Limanın girişine Aydın’ın heykeli dikildi. Heykelin altındaki mermere de Aydın’ın geliş – gidiş tarihleri ve buruk öyküsü yazıldı. Bir de “Beyaz Balina Parkı” yapıldı.

Gözü yaşlı Gerzeliler festivalden sonra sembolleri olmuş Aydın’ı sadece soyut denebilecek bir heykelde görmeye başladı.
Ve aradan yıllar geçti.

Pek çok değerimize sahip çıkılamadığı gibi, bir masala da sahip çıkılamadı
ve heykel önce yerinden kaldırılıp başka bir yere alındı,
daha sonra da Gerze’nin yıkılan güzelim şadırvanı gibi, heykel de kaidesindeki yazılarıyla birlikte sökülüp atıldı.
Sanki Aydın hiç gelmemişti, sanki bir düş bize hiç uğramamıştı, sanki çoluğuyla çocuğuyla tüm ülke bir masalla yatıp, kalkmamıştı.

Yirminci yüzyılın sonlarında, bu ülkenin bir limanında sırtüstü yatan, belediye görevlilerince bir köşede yıkanan, adı söylenince dönüp bakan, çocukların başını sevip okullarına gittikleri bir balinanın ardından, değil çevrilen tek kare film;
bir kuşak sonraya aktarılacak ne tek çizgi,
ne tek satır kalmıştı.
** ** **

Şimdi Gerze’nin bütün sokakları yine denize çıkıyor,
Rıza Eyice ne yazık ki rahmetlik oldu,
Balık Hali’nde tirsi balıkları müşterilerini bekliyor,
hırsızlık olmadığı için yıkanmış halılar haftalarca dışarıda kalabiliyor,
evlerin kapıları kilitlenmiyor.
Yanmış odun kokuları arasında herkesin selamlaştığı,
vefat edenin isminin ya da aranılan kan grubunun meydanda anons edildiği,
son derece mütevazi bir yaşam akıp gidiyor.
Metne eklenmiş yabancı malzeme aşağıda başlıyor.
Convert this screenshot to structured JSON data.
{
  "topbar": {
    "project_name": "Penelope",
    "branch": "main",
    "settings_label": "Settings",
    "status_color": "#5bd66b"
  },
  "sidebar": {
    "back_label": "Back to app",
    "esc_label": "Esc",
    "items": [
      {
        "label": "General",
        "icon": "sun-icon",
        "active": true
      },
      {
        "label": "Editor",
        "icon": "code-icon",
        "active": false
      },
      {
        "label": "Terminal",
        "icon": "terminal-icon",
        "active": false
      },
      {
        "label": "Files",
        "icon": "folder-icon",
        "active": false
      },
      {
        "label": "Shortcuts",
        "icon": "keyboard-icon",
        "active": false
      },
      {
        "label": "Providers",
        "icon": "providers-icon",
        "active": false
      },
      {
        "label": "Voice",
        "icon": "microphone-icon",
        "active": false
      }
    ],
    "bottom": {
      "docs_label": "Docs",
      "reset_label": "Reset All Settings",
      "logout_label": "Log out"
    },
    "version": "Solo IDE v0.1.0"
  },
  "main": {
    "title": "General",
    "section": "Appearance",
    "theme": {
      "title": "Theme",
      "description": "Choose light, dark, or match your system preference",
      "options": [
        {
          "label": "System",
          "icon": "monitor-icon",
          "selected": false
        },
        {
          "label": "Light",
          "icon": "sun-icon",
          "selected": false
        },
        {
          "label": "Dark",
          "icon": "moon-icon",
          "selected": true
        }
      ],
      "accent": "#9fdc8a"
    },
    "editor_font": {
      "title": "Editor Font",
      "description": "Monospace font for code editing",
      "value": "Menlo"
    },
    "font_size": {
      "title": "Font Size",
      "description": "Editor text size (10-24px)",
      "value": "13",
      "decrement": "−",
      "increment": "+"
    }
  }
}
Bir masala adı verilen şişman Aydın ise bir elinde soğan, bir elinde ekmek hala balıkçı barınaklarında, Yat Kemal’in yanında oturuyor,
Nuri Reis’in tek göz evinde de hala her öğün balık yeniyor.
Ama bence, Gerze ve sevgi dolu halkı,
bunca yaşanmışlıktan, bunca kopartılmışlıktan, bunca unutturulmuşluktan sonra, devletten öncelikle
Sahalin Adaları’ndan, Bering Boğazı’ndan, ya da Grönland’dan, uluslararası anlaşmalara uygun bir yöntemle, biri erkek, biri dişi, iki tane Beluga cinsi beyaz balina getirmesini,
Gerze Limanı’nın bir kısmının Dolfinaryum’a dönüştürülerek onlara tahsis edilmesini
ve dünyada eşi benzeri olmayan bir masalı kaldığı yerden başlatıp,
Gerze’nin değişmek üzereyken ucundan döndüğü makus talihini kökten değiştirmesini bekliyor.